Don retired in 1995 but this merely released him to give more time to his community work. His former wife's grandfather Harry Barnatt, a member of the Bourne milling family and a well-known local character, died in
1977 and left his only child Mrs Kath Rodgers, Don's mother-in-law, the house in West Road, appropriately called Barnatt House, that subsequently passed to him and is now his present home. Don suffered a stroke in 2001 but this has failed to dampen either his spirit or his enthusiasm for public work and although less mobile than he was, he continues to attend all meetings and
keep all appointments. His commitment to public service is undiminished and although he refuses to discuss personal involvement, he is known to provide practical as well as advisory help and more than one person or organisation in Bourne has been known to say: "Don Fisher has been very good to us."
His life since moving to Bourne has been one of dedication to public service.

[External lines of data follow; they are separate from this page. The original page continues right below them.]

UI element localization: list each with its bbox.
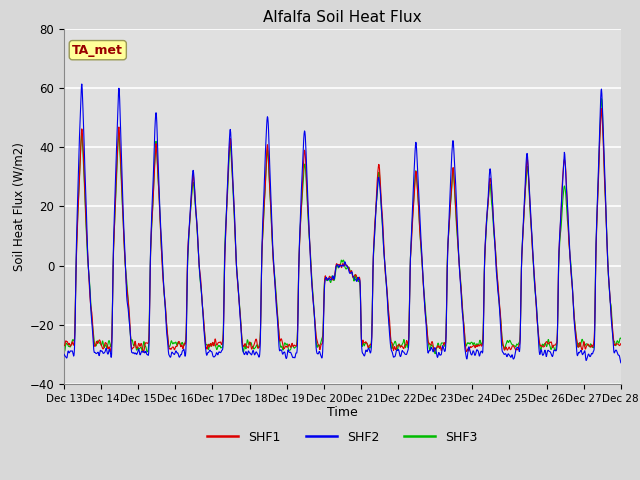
SHF1 [568, 277, 575, 283]
SHF1 [279, 342, 287, 348]
SHF2 [568, 275, 575, 281]
SHF1 [184, 262, 191, 268]
SHF3 [598, 96, 605, 102]
SHF3 [428, 342, 436, 348]
X-axis label: Time: Time [327, 407, 358, 420]
SHF3 [617, 336, 625, 341]
SHF1 [428, 339, 436, 345]
SHF1 [60, 343, 68, 348]
SHF1 [617, 341, 625, 347]
SHF3 [183, 291, 191, 297]
Line: SHF1: SHF1 [64, 108, 621, 352]
SHF1 [598, 106, 605, 111]
Line: SHF3: SHF3 [64, 99, 621, 354]
SHF3 [60, 347, 68, 352]
Y-axis label: Soil Heat Flux (W/m2): Soil Heat Flux (W/m2) [12, 142, 26, 271]
SHF2 [520, 210, 527, 216]
Line: SHF2: SHF2 [64, 84, 621, 363]
SHF2 [617, 360, 625, 366]
SHF3 [520, 216, 527, 222]
SHF3 [568, 276, 575, 281]
SHF2 [60, 351, 68, 357]
SHF2 [428, 346, 436, 352]
SHF2 [184, 269, 191, 275]
SHF3 [431, 351, 439, 357]
SHF1 [520, 217, 527, 223]
SHF3 [292, 344, 300, 350]
Legend: SHF1, SHF2, SHF3: SHF1, SHF2, SHF3 [202, 426, 483, 449]
SHF2 [279, 351, 287, 357]
SHF1 [140, 349, 147, 355]
SHF3 [278, 346, 286, 351]
SHF1 [292, 343, 300, 349]
SHF2 [78, 81, 86, 87]
SHF2 [292, 350, 300, 356]
Text: TA_met: TA_met [72, 44, 124, 57]
Title: Alfalfa Soil Heat Flux: Alfalfa Soil Heat Flux [263, 10, 422, 25]
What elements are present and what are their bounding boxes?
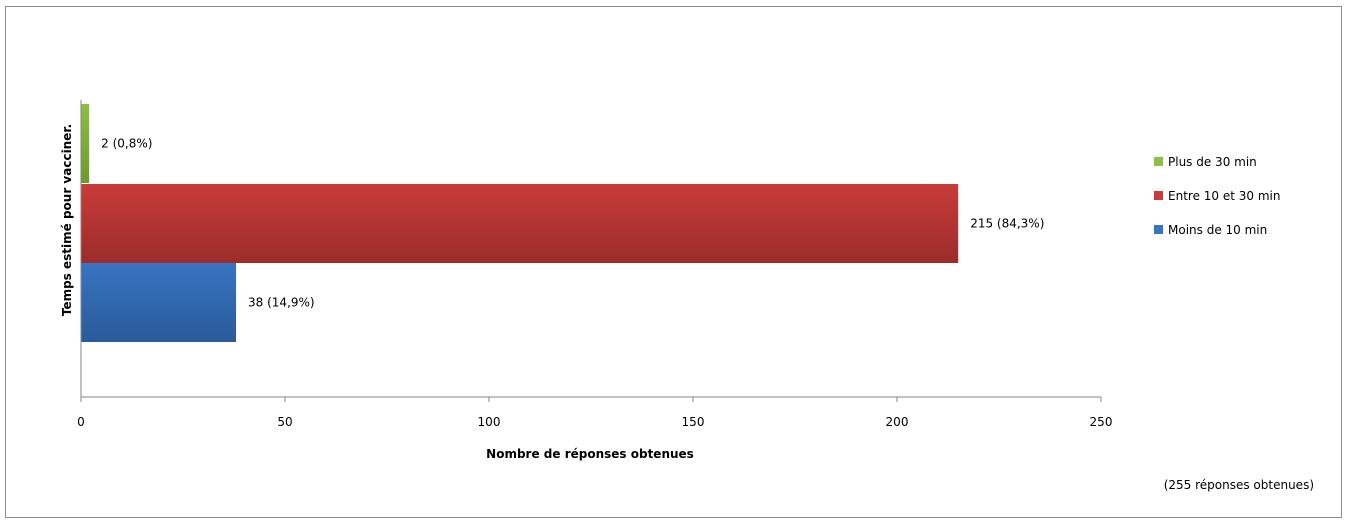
bar-entre-10-et-30-min: [81, 184, 959, 263]
legend-entry: Entre 10 et 30 min: [1168, 189, 1280, 203]
legend-entry: Moins de 10 min: [1168, 223, 1267, 237]
x-tick-label: 0: [77, 415, 85, 429]
data-label: 38 (14,9%): [248, 296, 315, 310]
legend-swatch: [1154, 225, 1163, 234]
data-labels-layer: 38 (14,9%) 215 (84,3%) 2 (0,8%): [101, 137, 1044, 310]
x-tick-label: 250: [1090, 415, 1113, 429]
y-axis-title: Temps estimé pour vacciner.: [60, 124, 74, 316]
legend-swatch: [1154, 157, 1163, 166]
legend: Plus de 30 min Entre 10 et 30 min Moins de…: [1154, 155, 1280, 237]
legend-entry: Plus de 30 min: [1168, 155, 1257, 169]
x-axis-title: Nombre de réponses obtenues: [486, 447, 694, 461]
bar-moins-de-10-min: [81, 263, 237, 342]
x-tick-label: 100: [478, 415, 501, 429]
x-axis: 0 50 100 150 200 250: [77, 100, 1112, 429]
response-count-note: (255 réponses obtenues): [1164, 478, 1314, 492]
bar-plus-de-30-min: [81, 104, 90, 183]
x-tick-label: 150: [682, 415, 705, 429]
x-tick-label: 200: [886, 415, 909, 429]
x-tick-label: 50: [277, 415, 292, 429]
data-label: 2 (0,8%): [101, 137, 152, 151]
bars-layer: [81, 104, 959, 342]
data-label: 215 (84,3%): [970, 217, 1044, 231]
legend-swatch: [1154, 191, 1163, 200]
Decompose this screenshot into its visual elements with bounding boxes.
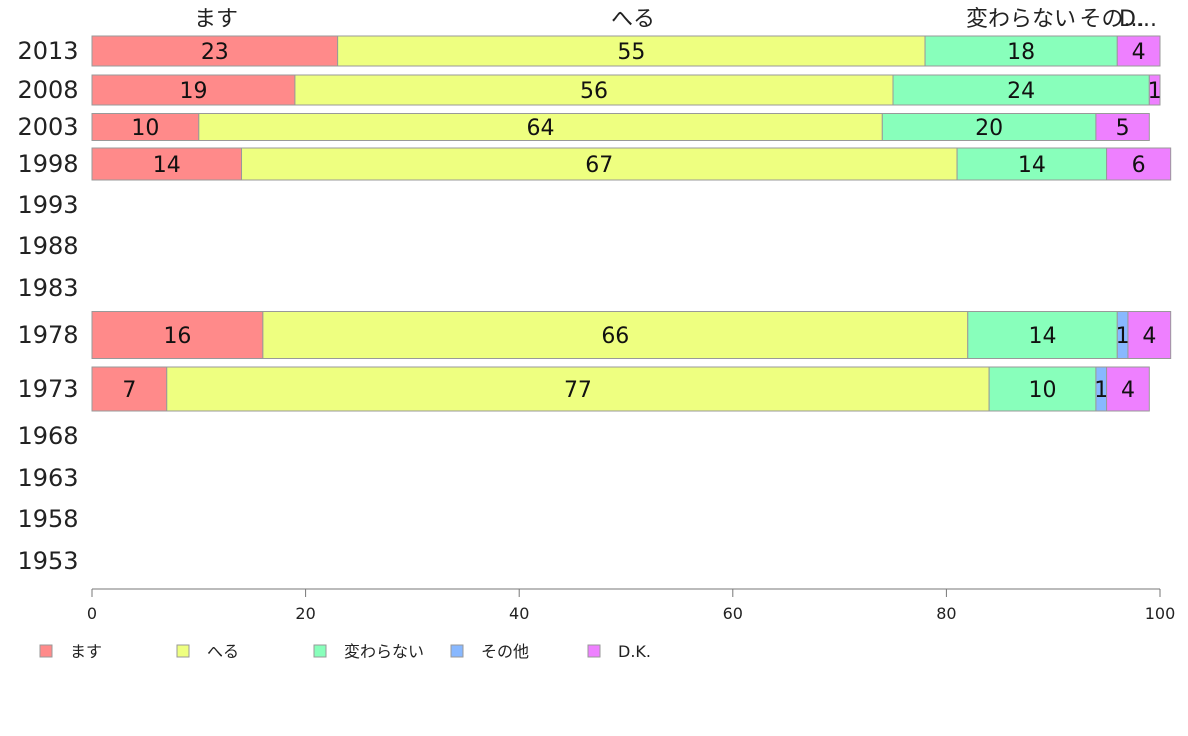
x-tick-label-2: 40 [509, 604, 529, 623]
year-label-1973: 1973 [17, 375, 78, 403]
bar-1998-series-0 [91, 147, 243, 181]
legend-label-1: へる [207, 642, 239, 661]
data-label-1978-series-2: 14 [1029, 324, 1057, 349]
data-label-1973-series-2: 10 [1029, 378, 1057, 403]
top-label-0: ます [194, 7, 238, 32]
year-label-1958: 1958 [17, 505, 78, 533]
legend-swatch-4 [587, 644, 601, 658]
data-label-1973-series-0: 7 [122, 378, 136, 403]
x-tick-label-1: 20 [295, 604, 315, 623]
data-label-2008-series-1: 56 [580, 79, 608, 104]
data-label-1998-series-0: 14 [153, 153, 181, 178]
data-label-2013-series-0: 23 [201, 40, 229, 65]
data-label-2003-series-2: 20 [975, 116, 1003, 141]
bar-2003-series-0 [91, 113, 200, 141]
year-label-2008: 2008 [17, 76, 78, 104]
data-label-1998-series-1: 67 [585, 153, 613, 178]
legend-swatch-2 [313, 644, 327, 658]
bar-2013-series-1 [337, 35, 926, 67]
year-label-1993: 1993 [17, 191, 78, 219]
year-label-1988: 1988 [17, 232, 78, 260]
bar-2008-series-1 [294, 74, 894, 106]
bar-1973-series-0 [91, 366, 168, 412]
data-label-2013-series-1: 55 [617, 40, 645, 65]
data-label-1998-series-4: 6 [1132, 153, 1146, 178]
legend-label-0: ます [70, 642, 102, 661]
data-label-1998-series-2: 14 [1018, 153, 1046, 178]
bar-1973-series-4 [1106, 366, 1150, 412]
data-label-1973-series-3: 1 [1094, 378, 1108, 403]
legend-label-3: その他 [481, 642, 529, 661]
data-label-2003-series-0: 10 [131, 116, 159, 141]
bar-1978-series-2 [967, 311, 1118, 359]
data-label-2013-series-2: 18 [1007, 40, 1035, 65]
bar-1978-series-0 [91, 311, 264, 359]
bar-2003-series-2 [881, 113, 1097, 141]
bar-2013-series-4 [1116, 35, 1161, 67]
top-label-4: D... [1119, 7, 1157, 32]
x-tick-label-3: 60 [723, 604, 743, 623]
legend-label-2: 変わらない [344, 642, 424, 661]
bar-1978-series-4 [1127, 311, 1172, 359]
bar-1998-series-4 [1106, 147, 1172, 181]
year-label-1978: 1978 [17, 321, 78, 349]
x-tick-label-5: 100 [1145, 604, 1176, 623]
bar-2008-series-4 [1148, 74, 1161, 106]
data-label-2003-series-4: 5 [1116, 116, 1130, 141]
legend-label-4: D.K. [618, 642, 651, 661]
data-label-2008-series-2: 24 [1007, 79, 1035, 104]
data-label-1978-series-1: 66 [601, 324, 629, 349]
top-label-2: 変わらない [966, 7, 1076, 32]
legend-swatch-1 [176, 644, 190, 658]
year-label-1968: 1968 [17, 422, 78, 450]
x-tick-label-4: 80 [936, 604, 956, 623]
year-label-1983: 1983 [17, 274, 78, 302]
year-label-1953: 1953 [17, 547, 78, 575]
year-label-2003: 2003 [17, 113, 78, 141]
bar-1973-series-2 [988, 366, 1097, 412]
year-label-2013: 2013 [17, 37, 78, 65]
bar-2003-series-1 [198, 113, 883, 141]
data-label-1978-series-3: 1 [1116, 324, 1130, 349]
year-label-1998: 1998 [17, 150, 78, 178]
data-label-2003-series-1: 64 [527, 116, 555, 141]
legend-swatch-0 [39, 644, 53, 658]
bar-2013-series-0 [91, 35, 339, 67]
top-label-3: その... [1080, 7, 1145, 32]
bar-2008-series-0 [91, 74, 296, 106]
legend-swatch-3 [450, 644, 464, 658]
data-label-1978-series-4: 4 [1142, 324, 1156, 349]
bar-2003-series-4 [1095, 113, 1150, 141]
top-label-1: へる [611, 7, 655, 32]
data-label-2013-series-4: 4 [1132, 40, 1146, 65]
x-tick-label-0: 0 [87, 604, 97, 623]
data-label-2008-series-0: 19 [179, 79, 207, 104]
bar-1998-series-2 [956, 147, 1108, 181]
data-label-1973-series-1: 77 [564, 378, 592, 403]
bar-1973-series-1 [166, 366, 990, 412]
data-label-1978-series-0: 16 [163, 324, 191, 349]
bar-1978-series-1 [262, 311, 969, 359]
data-label-2008-series-4: 1 [1148, 79, 1162, 104]
bar-2013-series-2 [924, 35, 1118, 67]
data-label-1973-series-4: 4 [1121, 378, 1135, 403]
year-label-1963: 1963 [17, 464, 78, 492]
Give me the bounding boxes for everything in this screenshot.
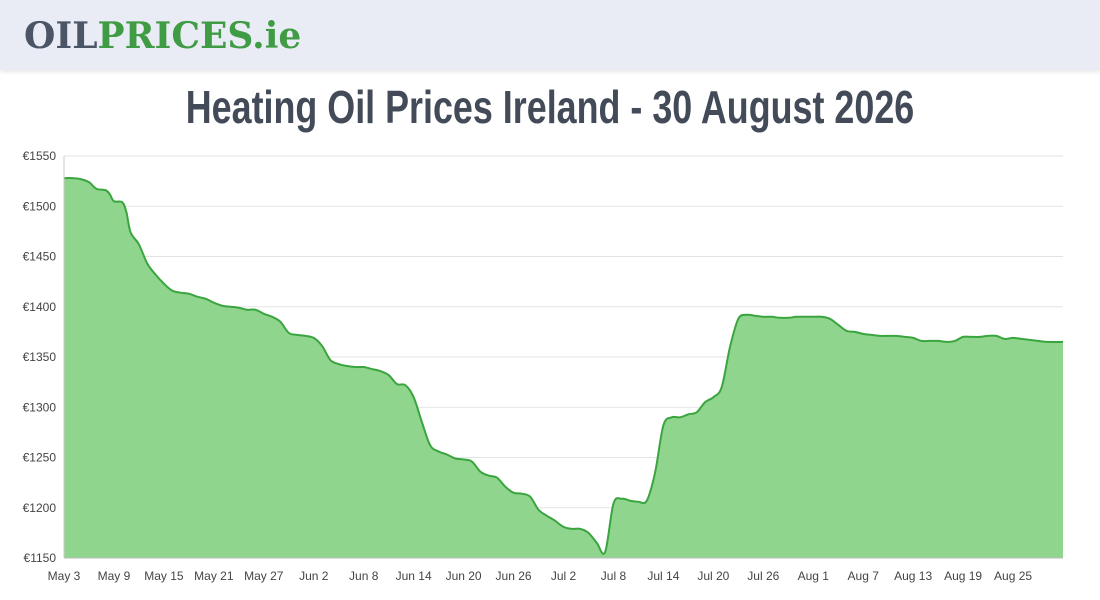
logo-text-prices: PRICES: [97, 15, 253, 57]
x-tick-label: May 27: [244, 569, 284, 583]
x-tick-label: Jul 8: [601, 569, 627, 583]
x-tick-label: Jul 14: [647, 569, 679, 583]
y-tick-label: €1200: [23, 501, 57, 515]
x-tick-label: May 21: [194, 569, 234, 583]
page-title: Heating Oil Prices Ireland - 30 August 2…: [185, 81, 915, 133]
y-tick-label: €1300: [23, 400, 57, 414]
x-tick-label: Jun 2: [299, 569, 329, 583]
site-logo[interactable]: OILPRICES.ie: [24, 14, 301, 58]
price-area: [64, 178, 1063, 558]
x-tick-label: Aug 1: [798, 569, 830, 583]
y-axis-ticks: €1150 €1200 €1250 €1300 €1350 €1400 €1450 €1500…: [23, 149, 57, 565]
y-tick-label: €1500: [23, 199, 57, 213]
y-tick-label: €1550: [23, 149, 57, 163]
price-chart: €1150 €1200 €1250 €1300 €1350 €1400 €1450 €1500…: [23, 149, 1064, 583]
x-tick-label: Aug 7: [848, 569, 880, 583]
price-line: [63, 177, 1064, 555]
x-tick-label: Jul 20: [697, 569, 729, 583]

He explained: "I love Bourne. It has so much character and I will always fight to preserve things like the church and the Red Hall. It is institutions such as this that are the very essence of our town and must be protected at all costs. I think that in finding this place to live, almost by accident, I made a very fortunate choice."
Many will agree that this fortuitous circumstance has also been of great benefit to the people of Bourne who have taken Don Fisher to their hearts.